Q: A few weeks ago, my wife suddenly announced that she wanted a divorce. She wouldn’t give me a reason – just that she wasn’t happy. We have been married for 17 years and have two children in their early teens. I was shattered and for several days, although I managed to act almost normally in front of the children, I could barely function – not eating or sleeping. I kept asking her why but she just said that she didn’t think she loved me any more. Then eventually, one evening after the children had gone to bed and I was close to tears, she finally admitted that she had been exchanging messages with a guy online – who she had never even met. She burst into tears and told me that she thought she had been in love with him but when she had told him this, he cut off contact with her. She said it had been a terrible mistake and that she did love me and wanted to save the marriage. The next day she seemed to think everything was fine again and she had decided not to leave me after all. But I am still shell-shocked and finding it really hard to get over. I keep wondering how explicit the emails were and I am gutted that she thought she was in love with someone she had never even met when we have had 17 mostly happy years together. She seems annoyed that I can’t just put it behind me and move on. Now I don’t know what to do.
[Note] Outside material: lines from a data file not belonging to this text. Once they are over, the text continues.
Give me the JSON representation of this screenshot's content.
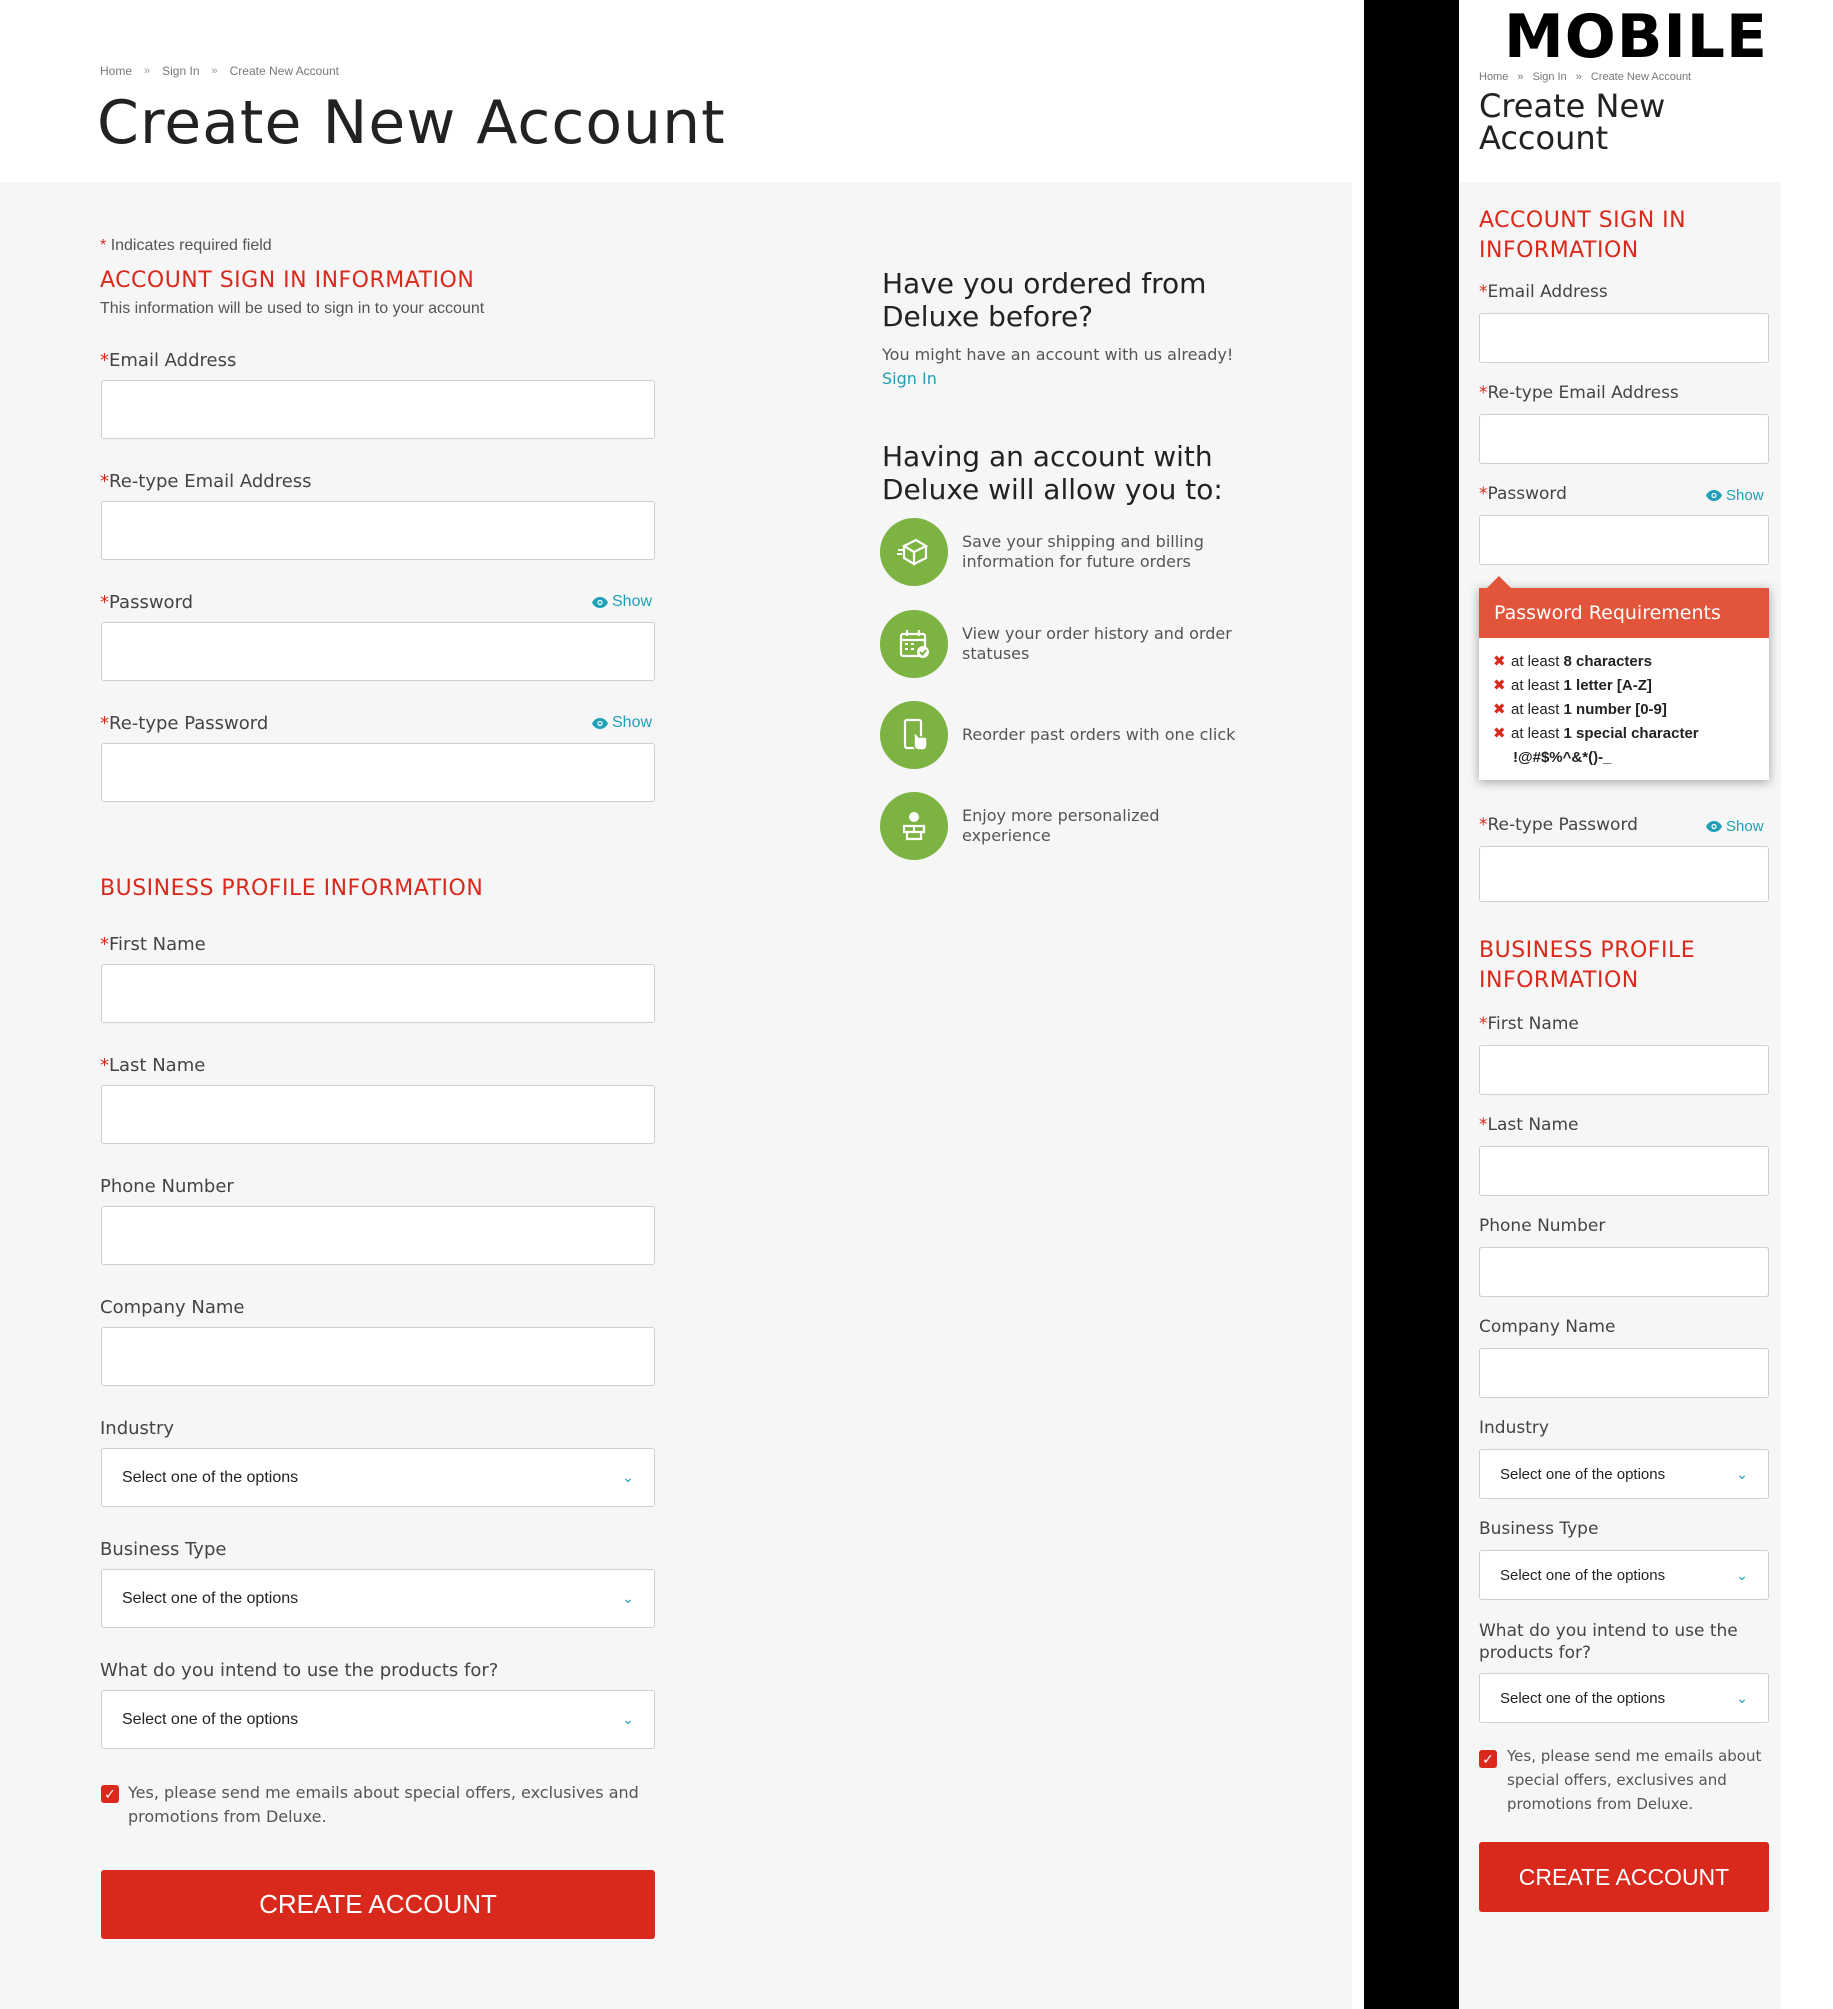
{
  "breadcrumb": [
    "Home",
    "Sign In",
    "Create New Account"
  ],
  "breadcrumb_sep": "»",
  "page_title": "Create New Account",
  "required_note": "Indicates required field",
  "required_star": "*",
  "sign_in_section": {
    "title": "ACCOUNT SIGN IN INFORMATION",
    "subtitle": "This information will be used to sign in to your account",
    "email_label": "Email Address",
    "retype_email_label": "Re-type Email Address",
    "password_label": "Password",
    "retype_password_label": "Re-type Password",
    "show_label": "Show"
  },
  "business_section": {
    "title": "BUSINESS PROFILE INFORMATION",
    "first_name_label": "First Name",
    "last_name_label": "Last Name",
    "phone_label": "Phone Number",
    "company_label": "Company Name",
    "industry_label": "Industry",
    "business_type_label": "Business Type",
    "intended_use_label": "What do you intend to use the products for?",
    "select_placeholder": "Select one of the options"
  },
  "newsletter": {
    "checked": true,
    "label": "Yes, please send me emails about special offers, exclusives and promotions from Deluxe."
  },
  "create_button": "CREATE ACCOUNT",
  "sidebar": {
    "ordered_heading": "Have you ordered from Deluxe before?",
    "ordered_text": "You might have an account with us already!",
    "sign_in_link": "Sign In",
    "benefits_heading": "Having an account with Deluxe will allow you to:",
    "benefits": [
      {
        "icon": "box-icon",
        "text": "Save your shipping and billing information for future orders"
      },
      {
        "icon": "calendar-check-icon",
        "text": "View your order history and order statuses"
      },
      {
        "icon": "phone-tap-icon",
        "text": "Reorder past orders with one click"
      },
      {
        "icon": "person-icon",
        "text": "Enjoy more personalized experience"
      }
    ],
    "icon_color": "#7cb342"
  },
  "mobile": {
    "label": "MOBILE",
    "title": "Create New Account",
    "sign_in_title": "ACCOUNT SIGN IN INFORMATION",
    "business_title": "BUSINESS PROFILE INFORMATION",
    "password_requirements": {
      "title": "Password Requirements",
      "items": [
        {
          "prefix": "at least ",
          "bold": "8 characters"
        },
        {
          "prefix": "at least ",
          "bold": "1 letter [A-Z]"
        },
        {
          "prefix": "at least ",
          "bold": "1 number [0-9]"
        },
        {
          "prefix": "at least ",
          "bold": "1 special character"
        }
      ],
      "special_chars": "!@#$%^&*()-_"
    }
  },
  "colors": {
    "accent_red": "#d9291c",
    "link_teal": "#1ea0b8",
    "tooltip_header": "#e2553a"
  }
}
A: No wonder you feel gutted. This has been a huge shock to you. Your wife is behaving pretty unfairly. She has rocked your world to the core and to expect you to move on and pretend this never happened is unreasonable and unrealistic. Sadly, and I know this is painful for you, it must make you question whether she really loves you and wants to save the marriage or whether she has decided to stay because her online relationship wasn’t what she thought. Though nothing physical has taken place with this man, emotional affairs can hurt just as much so what needs to happen is a lot of talking. Ask her to have joint counselling. Contact Relate (relate.org.uk) or the College of Sexual and Relationship Therapists (cosrt.org.uk). Although you thought that you had a mostly happy marriage, there must have been some gaps – perhaps you had fallen into a routine where you didn’t communicate well or took each other for granted. She wasn’t really in love with this man, of course – it was just an infatuation. I expect she might have been bored and unfulfilled, perhaps she has a job she finds boring or had been feeling like ‘just a mum’ and forgotten how it is to feel sexy or desired. She wanted admiration and got carried away by this man fancying her and seeming to adore her. Counselling will help you decide if you want to stay together – this is your decision just as much as hers – and hopefully help your pain start to heal.
Am I making a mistake by leaving the family home?
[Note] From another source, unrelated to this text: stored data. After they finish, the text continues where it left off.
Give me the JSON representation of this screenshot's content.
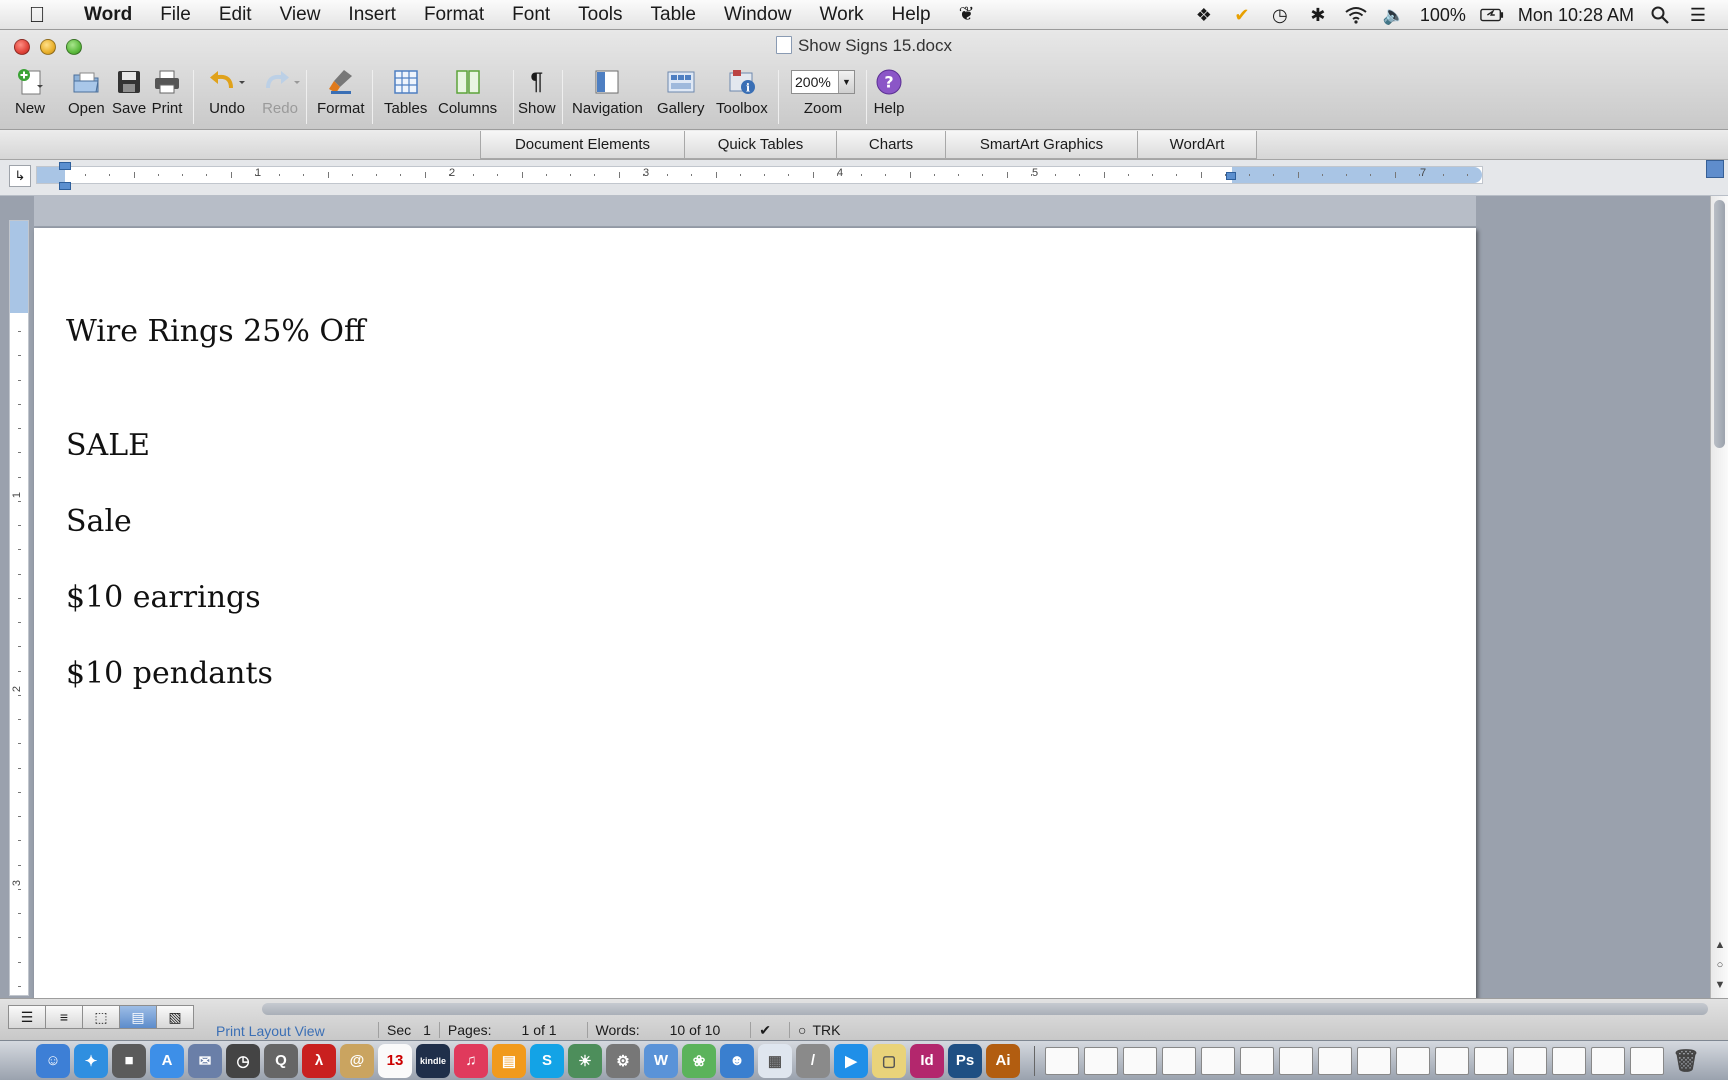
{
  "menubar": {
    "app_name": "Word",
    "items": [
      "File",
      "Edit",
      "View",
      "Insert",
      "Format",
      "Font",
      "Tools",
      "Table",
      "Window",
      "Work",
      "Help"
    ],
    "battery": "100%",
    "clock": "Mon 10:28 AM"
  },
  "window": {
    "title": "Show Signs 15.docx"
  },
  "toolbar": {
    "new": "New",
    "open": "Open",
    "save": "Save",
    "print": "Print",
    "undo": "Undo",
    "redo": "Redo",
    "format": "Format",
    "tables": "Tables",
    "columns": "Columns",
    "show": "Show",
    "navigation": "Navigation",
    "gallery": "Gallery",
    "toolbox": "Toolbox",
    "zoom_value": "200%",
    "zoom": "Zoom",
    "help": "Help"
  },
  "ribbon_tabs": [
    "Document Elements",
    "Quick Tables",
    "Charts",
    "SmartArt Graphics",
    "WordArt"
  ],
  "ruler": {
    "labels": [
      "1",
      "2",
      "3",
      "4",
      "5",
      "7"
    ],
    "vertical_labels": [
      "1",
      "2",
      "3"
    ]
  },
  "document": {
    "lines": [
      "Wire Rings 25% Off",
      "SALE",
      "Sale",
      "$10 earrings",
      "$10 pendants"
    ]
  },
  "statusbar": {
    "view_name": "Print Layout View",
    "sec_label": "Sec",
    "sec_value": "1",
    "pages_label": "Pages:",
    "pages_value": "1 of 1",
    "words_label": "Words:",
    "words_value": "10 of 10",
    "trk": "TRK"
  },
  "dock": {
    "kindle_label": "kindle",
    "calendar_day": "13",
    "apps": [
      "Id",
      "Ps",
      "Ai"
    ]
  },
  "colors": {
    "accent": "#5d8ccb",
    "page_bg": "#ffffff",
    "workspace": "#9aa1ad"
  }
}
Q. I am 72 and was widowed four years ago after 43 years of marriage. My children live ten minutes away and are both good to me. I’m still in the family home of 40 years and, while I don’t need to move for financial reasons, it is too big for me. A smaller property is for sale two doors from my daughter. She has two lovely children and we get on well. I’ve put in an offer, but am having doubts. It’s such a big move and I keep crying at the thought of leaving my memories. Everyone says it’s my decision, but I would appreciate your advice.
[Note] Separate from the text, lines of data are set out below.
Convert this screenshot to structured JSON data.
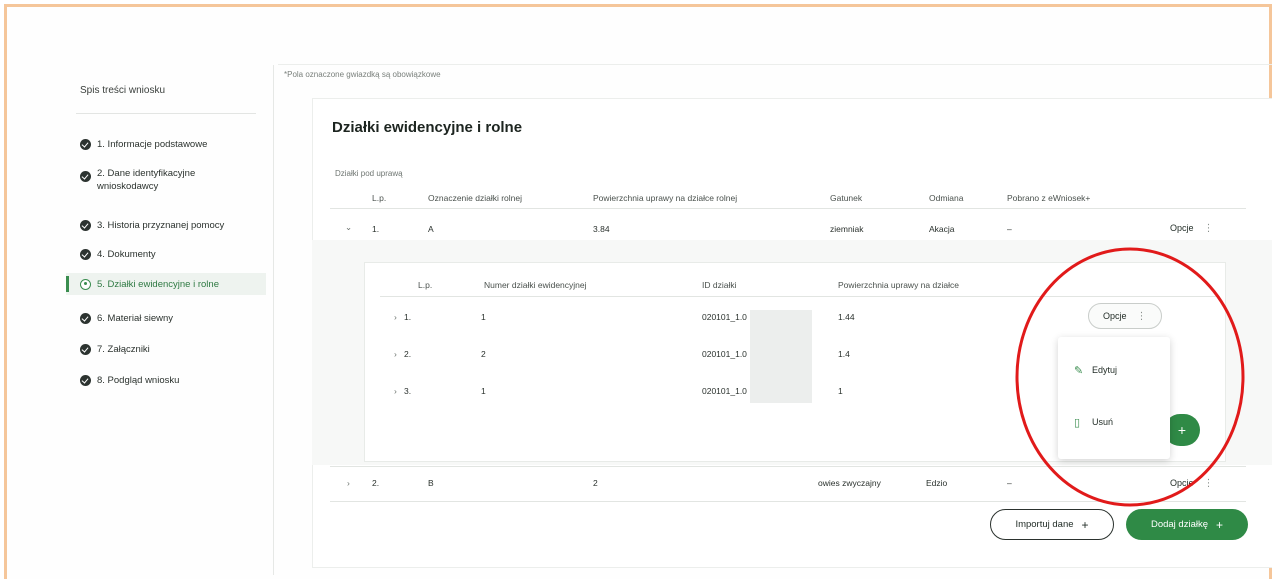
{
  "sidebar": {
    "title": "Spis treści wniosku",
    "steps": [
      {
        "label": "1. Informacje podstawowe"
      },
      {
        "label": "2. Dane identyfikacyjne",
        "label2": "wnioskodawcy"
      },
      {
        "label": "3. Historia przyznanej pomocy"
      },
      {
        "label": "4. Dokumenty"
      },
      {
        "label": "5. Działki ewidencyjne i rolne"
      },
      {
        "label": "6. Materiał siewny"
      },
      {
        "label": "7. Załączniki"
      },
      {
        "label": "8. Podgląd wniosku"
      }
    ]
  },
  "note": "*Pola oznaczone gwiazdką są obowiązkowe",
  "card": {
    "title": "Działki ewidencyjne i rolne",
    "section_label": "Działki pod uprawą",
    "headers": [
      "L.p.",
      "Oznaczenie działki rolnej",
      "Powierzchnia uprawy na działce rolnej",
      "Gatunek",
      "Odmiana",
      "Pobrano z eWniosek+"
    ],
    "rows": [
      {
        "expand": "⌄",
        "lp": "1.",
        "oznaczenie": "A",
        "powierzchnia": "3.84",
        "gatunek": "ziemniak",
        "odmiana": "Akacja",
        "pobrano": "–",
        "options": "Opcje"
      },
      {
        "expand": "›",
        "lp": "2.",
        "oznaczenie": "B",
        "powierzchnia": "2",
        "gatunek": "owies zwyczajny",
        "odmiana": "Edzio",
        "pobrano": "–",
        "options": "Opcje"
      }
    ],
    "inner": {
      "headers": [
        "L.p.",
        "Numer działki ewidencyjnej",
        "ID działki",
        "Powierzchnia uprawy na działce"
      ],
      "rows": [
        {
          "expand": "›",
          "lp": "1.",
          "numer": "1",
          "id": "020101_1.0",
          "powierzchnia": "1.44"
        },
        {
          "expand": "›",
          "lp": "2.",
          "numer": "2",
          "id": "020101_1.0",
          "powierzchnia": "1.4"
        },
        {
          "expand": "›",
          "lp": "3.",
          "numer": "1",
          "id": "020101_1.0",
          "powierzchnia": "1"
        }
      ],
      "options": "Opcje"
    },
    "dropdown": {
      "edit": "Edytuj",
      "delete": "Usuń"
    },
    "import_button": "Importuj dane",
    "add_button": "Dodaj działkę",
    "plus": "+"
  },
  "colors": {
    "accent": "#2f8a46",
    "annotation": "#e11a1a",
    "frame": "#f5c69a"
  }
}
A I am sorry to hear that you were widowed at only 68. As the move is making you cry, you are perhaps not ready to leave your house. Some people say it is better to downsize before you need to, but at 72 you sound active and independent – and not in need of a smaller house just yet. On the other hand, there are families desperate for bigger homes – but this alone is not a good enough reason for you to sell yours. It could be that the new house is not the right one. It may seem sensible, and you may fear another will not come along. But that is not true. If you don’t love it, or can’t see yourself living there, it might be good to wait. In time, you could consider lodgers. A homeshareuk.org scheme could provide affordable living for young people and company for you. The pandemic is causing so much anxiety that it may be too unsettling to add a house move to the mix. When you are ready to leave, your memories will still be there through photographs and time with your family, even without the familiar setting.